A 784×128 layer with ternary weights uses ~1600 LUTs on iCE40 vs ~8000 LUTs with Q8.8 multipliers. That's a 5× resource reduction.

Training Loop with QAT

Python
from sc_neurocore.qat import QuantizedSNNLayer, quantize_aware_train_step

# Build a multi-layer QAT network
layers = [
    QuantizedSNNLayer(784, 256, weight_bits=8),
    QuantizedSNNLayer(256, 128, weight_bits=8),
    QuantizedSNNLayer(128, 10, weight_bits=8),
]

# Train for multiple epochs
for epoch in range(10):
    total_loss = 0
    for x_batch, y_batch in dataloader:
        for layer in layers:
            result = quantize_aware_train_step(layer, x_batch, y_batch, lr=0.001)
            total_loss += result["loss"]
    print(f"Epoch {epoch}: loss={total_loss:.4f}")

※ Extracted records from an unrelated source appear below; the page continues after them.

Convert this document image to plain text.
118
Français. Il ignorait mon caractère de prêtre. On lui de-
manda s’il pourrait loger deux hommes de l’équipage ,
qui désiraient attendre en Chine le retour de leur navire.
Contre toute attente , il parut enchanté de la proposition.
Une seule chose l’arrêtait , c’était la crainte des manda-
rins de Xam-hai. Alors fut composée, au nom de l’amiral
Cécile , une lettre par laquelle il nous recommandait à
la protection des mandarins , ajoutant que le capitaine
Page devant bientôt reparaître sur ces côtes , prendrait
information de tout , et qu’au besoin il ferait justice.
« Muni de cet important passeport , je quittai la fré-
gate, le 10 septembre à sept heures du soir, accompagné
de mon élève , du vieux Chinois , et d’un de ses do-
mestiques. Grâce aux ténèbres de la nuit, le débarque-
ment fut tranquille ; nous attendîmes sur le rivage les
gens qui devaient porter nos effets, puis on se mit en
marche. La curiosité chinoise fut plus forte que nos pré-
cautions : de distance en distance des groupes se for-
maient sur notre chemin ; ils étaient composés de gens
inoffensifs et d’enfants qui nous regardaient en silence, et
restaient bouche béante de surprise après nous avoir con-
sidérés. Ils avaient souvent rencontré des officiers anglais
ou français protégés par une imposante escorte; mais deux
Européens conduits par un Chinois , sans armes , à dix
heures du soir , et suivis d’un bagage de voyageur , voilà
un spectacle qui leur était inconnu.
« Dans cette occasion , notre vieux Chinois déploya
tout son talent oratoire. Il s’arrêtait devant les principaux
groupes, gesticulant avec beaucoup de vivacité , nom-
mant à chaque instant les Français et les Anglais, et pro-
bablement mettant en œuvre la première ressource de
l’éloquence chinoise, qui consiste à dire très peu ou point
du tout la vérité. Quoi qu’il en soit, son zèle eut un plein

# Export — no post-training quantisation needed
for i, layer in enumerate(layers):
    hw = layer.export_weights()
    print(f"Layer {i}: {hw.shape}, {len(np.unique(hw))} unique values")

Integration with Studio

In the Visual SNN Studio:

  1. Train your network in the Training Monitor (float32)
  2. Switch to the FPGA tab
  3. Select target bit-width (8, 4, 2, or 1)
  4. The Studio applies QAT-style quantisation and shows the accuracy impact before synthesis
  5. Click Synthesise to see resource usage with quantised weights

Comparison

Feature SC-NeuroCore QAT snnTorch Norse Brevitas
STE training Yes No No Yes (ANN)
Ternary weights Yes No No Yes (ANN)
Binary weights Yes No No Yes (ANN)
FPGA-aware Yes No No Partial
SNN-specific Yes No (ANN only)

SC-NeuroCore is the only framework providing quantisation-aware training specifically for spiking neural networks with direct FPGA deployment.

References

  • Hubara et al. (2016). "Binarized Neural Networks." NeurIPS 2016.
  • Li & Liu (2016). "Ternary Weight Networks." arXiv:1605.04711.
  • Jacob et al. (2018). "Quantization and Training of Neural Networks for Efficient Integer-Arithmetic-Only Inference." CVPR 2018.
  • Deng et al. (2021). "Comprehensive SNN Compressed Accelerator on FPGA." IEEE TCAS-I 68(7):2889-2901.